The beaten fiber is added to water in the sukibune. Usually the amount of fiber is equal to about 1% of the amount of water and mixed thoroughly so as to evenly disperse the fibers. Neri solution is then added (the amount depends on the type of paper to be made). If too little neri is added, the water drains too quickly for the pulp mixture to be flowed repeatedly over the screen surface; too much and it drains too slowly resulting in paper that is difficult to remove from the screen.
The Nagashizuki method requires the fiber mixture to be in constant motion over the surface of the screen. As discussed earlier, he sheet of paper is formed by three basic actions: KAKENAGASHI, CHOSHI and SUTEMIZU. The actual motion involved varies according to the kind of fiber used, paper to be made and the individual papermaker. It’s said that on the average a single sheet of paper takes one minute to complete; resulting in 40 sheets per hour (allowing additional time to add pulp and neri to the vat) or about 300 sheets per day.
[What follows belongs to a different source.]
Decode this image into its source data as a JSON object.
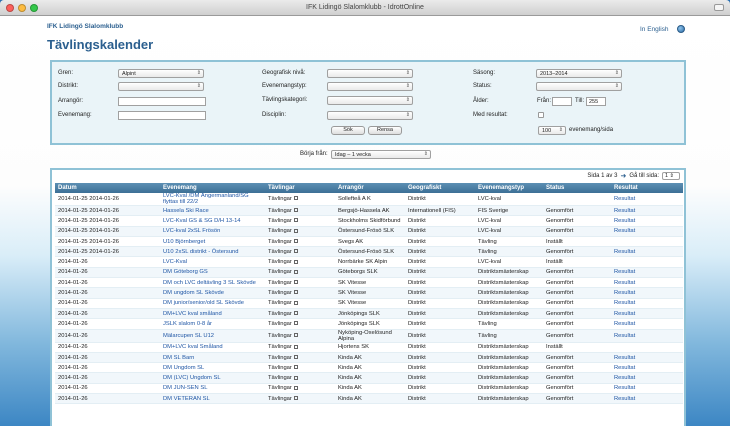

Once the three basic actions are mastered, improvement comes with the elimination of all unnecessary or wasted movements.
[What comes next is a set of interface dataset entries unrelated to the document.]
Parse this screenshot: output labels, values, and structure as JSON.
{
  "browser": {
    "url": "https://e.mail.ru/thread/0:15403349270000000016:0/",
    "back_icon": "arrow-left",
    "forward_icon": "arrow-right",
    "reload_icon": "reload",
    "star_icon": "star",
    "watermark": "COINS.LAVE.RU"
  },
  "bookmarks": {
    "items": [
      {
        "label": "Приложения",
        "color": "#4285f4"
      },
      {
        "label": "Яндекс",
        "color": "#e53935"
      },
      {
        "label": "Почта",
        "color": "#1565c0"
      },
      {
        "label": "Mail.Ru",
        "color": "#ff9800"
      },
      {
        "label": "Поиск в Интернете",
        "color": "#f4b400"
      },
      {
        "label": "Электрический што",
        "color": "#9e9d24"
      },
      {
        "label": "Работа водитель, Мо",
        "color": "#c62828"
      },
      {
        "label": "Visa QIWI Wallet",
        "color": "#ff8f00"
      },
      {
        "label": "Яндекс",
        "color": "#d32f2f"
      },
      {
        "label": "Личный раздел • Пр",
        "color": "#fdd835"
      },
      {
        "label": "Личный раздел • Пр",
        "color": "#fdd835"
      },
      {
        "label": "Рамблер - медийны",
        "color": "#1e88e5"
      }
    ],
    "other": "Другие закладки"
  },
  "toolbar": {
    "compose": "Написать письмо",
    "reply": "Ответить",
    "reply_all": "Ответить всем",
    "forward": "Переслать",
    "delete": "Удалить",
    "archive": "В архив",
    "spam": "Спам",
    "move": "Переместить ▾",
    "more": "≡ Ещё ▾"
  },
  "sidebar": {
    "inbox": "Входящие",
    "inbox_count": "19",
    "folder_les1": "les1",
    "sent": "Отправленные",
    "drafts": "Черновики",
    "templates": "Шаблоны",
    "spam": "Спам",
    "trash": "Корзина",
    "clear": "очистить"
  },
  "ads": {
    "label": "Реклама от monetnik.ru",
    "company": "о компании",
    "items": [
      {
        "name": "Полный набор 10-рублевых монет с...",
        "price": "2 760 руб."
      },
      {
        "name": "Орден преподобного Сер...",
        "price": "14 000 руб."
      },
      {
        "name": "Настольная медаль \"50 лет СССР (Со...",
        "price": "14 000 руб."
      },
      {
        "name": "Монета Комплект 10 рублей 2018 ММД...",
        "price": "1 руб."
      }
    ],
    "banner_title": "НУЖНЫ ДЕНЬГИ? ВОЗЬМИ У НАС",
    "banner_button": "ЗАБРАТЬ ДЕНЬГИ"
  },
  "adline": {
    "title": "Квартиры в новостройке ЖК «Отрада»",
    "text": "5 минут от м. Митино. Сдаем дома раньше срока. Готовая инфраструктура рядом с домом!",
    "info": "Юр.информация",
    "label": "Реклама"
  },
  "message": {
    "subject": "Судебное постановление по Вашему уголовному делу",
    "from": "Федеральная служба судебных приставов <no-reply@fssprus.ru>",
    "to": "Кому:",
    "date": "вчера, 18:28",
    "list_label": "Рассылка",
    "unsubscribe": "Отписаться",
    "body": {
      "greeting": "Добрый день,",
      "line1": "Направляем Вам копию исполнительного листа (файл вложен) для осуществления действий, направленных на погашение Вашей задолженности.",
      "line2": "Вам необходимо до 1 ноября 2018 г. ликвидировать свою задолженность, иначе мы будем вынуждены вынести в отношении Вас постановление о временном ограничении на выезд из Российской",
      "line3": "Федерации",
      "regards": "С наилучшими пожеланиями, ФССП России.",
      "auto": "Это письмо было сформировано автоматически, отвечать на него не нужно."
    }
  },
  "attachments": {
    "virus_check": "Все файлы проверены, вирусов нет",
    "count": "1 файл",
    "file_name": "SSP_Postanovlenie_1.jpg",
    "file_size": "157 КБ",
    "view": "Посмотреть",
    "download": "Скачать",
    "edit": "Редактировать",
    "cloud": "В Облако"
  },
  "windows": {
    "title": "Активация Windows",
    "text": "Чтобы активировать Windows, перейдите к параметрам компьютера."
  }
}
The screen and the completed sheet of paper are removed from the keta and in a smooth overhead motion from mould to the ‘SHITODAI’ or couching stand. The shitodai is placed directly behind the papermaker and has a flat surface unlike the curved surface of Western style stands. The flexible screen is aligned with the guides or ‘JOGI’ attached to the stand, to insure an accurate placement of the new sheet directly on top of the previous sheet. The edge closest to the papermaker is laid down and the flexible screen is kept at a 90°angle as it is carefully lowered to prevent trapping air between the sheets. When the entire screen with new sheet is laid on the post, the screen may be lifted starting from the edge nearest the papermaker. It’s carefully peeled off away from the papermaker and replaced in the mould with the opposite side of the screen now facing up. This technique insures even use of both sides of the screen and prevents the build up of any fiber residue on the surface that may interfere with future paper removal. If the papermaker will not immediately make another sheet of paper, the screen is left on top of the papers on the post to prevent the surface of the top sheet from drying out.
The post of newly made papers is lightly weighted and allowed to drain naturally overnight. The next day, it is put into the ‘ASAKUKI’ or press and gradually pressed until 30% of the moisture is removed. Traditionally a counter-weighted press was used in Japan but nowadays a hydraulic version is commonly used. The pressed papers are carefully removed one-by-one and brushed onto boards to dry naturally or onto a steam heated metal surface for quicker drying. The drying method, be it natural or mechanical, significantly affects the finished paper, so the drying is always matched with the particular type of paper being made. In the old days, the finished papers were then cut by hand into specific sizes and also to remove the deckled edges. Nowadays the deckled edges are maintained as an indication of its handmaking.